Safety as a tourist draw: “There’s nothing to fear in Finland’s forests”

Finland is ramping up efforts to market its isolated cottages and natural getaways to European tourists after a dramatic drop in Russian tourism.

A tranquil – typically Finnish – holiday destination. Image: Arja Lento / Yle

The Finnish tourist industry is trying to attract more foreigners to vacation on its quiet lakeshores. Due to a severe drop in Russian tourism after the rouble lost value, several tourism operators are looking to expand the scope of interested holidaymakers to other areas. The current target is Central Europe.

“The drop-off in Russian tourists has been monumental and so we’ve switched our focus to Europe and Asia. We are definitely looking to gain more visibility on the international stage,” says Maisa Häkkinen, tourism director with the Mikkeli business development firm Miksei.

One step has been to enhance cooperation with the global company Novasol, Northern Europe's largest facilitator of holiday rental properties. Novasol currently coordinates some 40,000 holiday rentals in 29 European countries. Some 50 rental cottages in the Savo region have now been added to the list, with many more in the pipeline. 

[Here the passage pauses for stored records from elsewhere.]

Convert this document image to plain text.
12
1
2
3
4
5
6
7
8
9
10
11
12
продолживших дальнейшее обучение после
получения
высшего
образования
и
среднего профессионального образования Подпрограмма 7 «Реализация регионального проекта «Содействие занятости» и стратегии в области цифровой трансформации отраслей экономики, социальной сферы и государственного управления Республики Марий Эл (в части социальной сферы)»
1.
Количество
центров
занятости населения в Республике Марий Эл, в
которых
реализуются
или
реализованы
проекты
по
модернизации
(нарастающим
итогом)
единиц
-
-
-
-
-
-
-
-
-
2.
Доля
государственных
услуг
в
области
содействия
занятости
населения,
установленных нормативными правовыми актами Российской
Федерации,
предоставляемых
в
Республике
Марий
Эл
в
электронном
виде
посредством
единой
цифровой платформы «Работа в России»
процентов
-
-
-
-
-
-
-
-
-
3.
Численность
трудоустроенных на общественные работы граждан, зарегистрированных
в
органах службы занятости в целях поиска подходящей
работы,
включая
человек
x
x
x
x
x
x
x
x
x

The greatest obstacle to the plan so far has been most Finns’ reluctance to let their beloved cabins to outsiders.

“Many Finnish residents prefer to keep their cottage empty over renting it out, but hopefully attitudes will change in this regard,” says Minna Kauppi, Novasol’s marketing director in Finland.

A peaceful oasis

Lakeside cottages with all of the amenities are most popular with foreign tourists, as few are willing to give up any of their creature comforts while on holiday. Yet there is also a tourist segment that is intrigued by Finland’s more traditional bare-bones cottage culture, featuring outhouses and no electricity.

After entering the Finnish market early this year, Novasol is confident that demand will be sufficient moving forward. Kauppi says that Finland’s safety and security are major assets among people on the lookout for a relaxing holiday.

“Safety is going to be the next big thing in tourism. There is nothing to fear in the middle of a Finnish forest. Even the bears run away from you, no matter how badly you would like to catch a glimpse of one,” she says.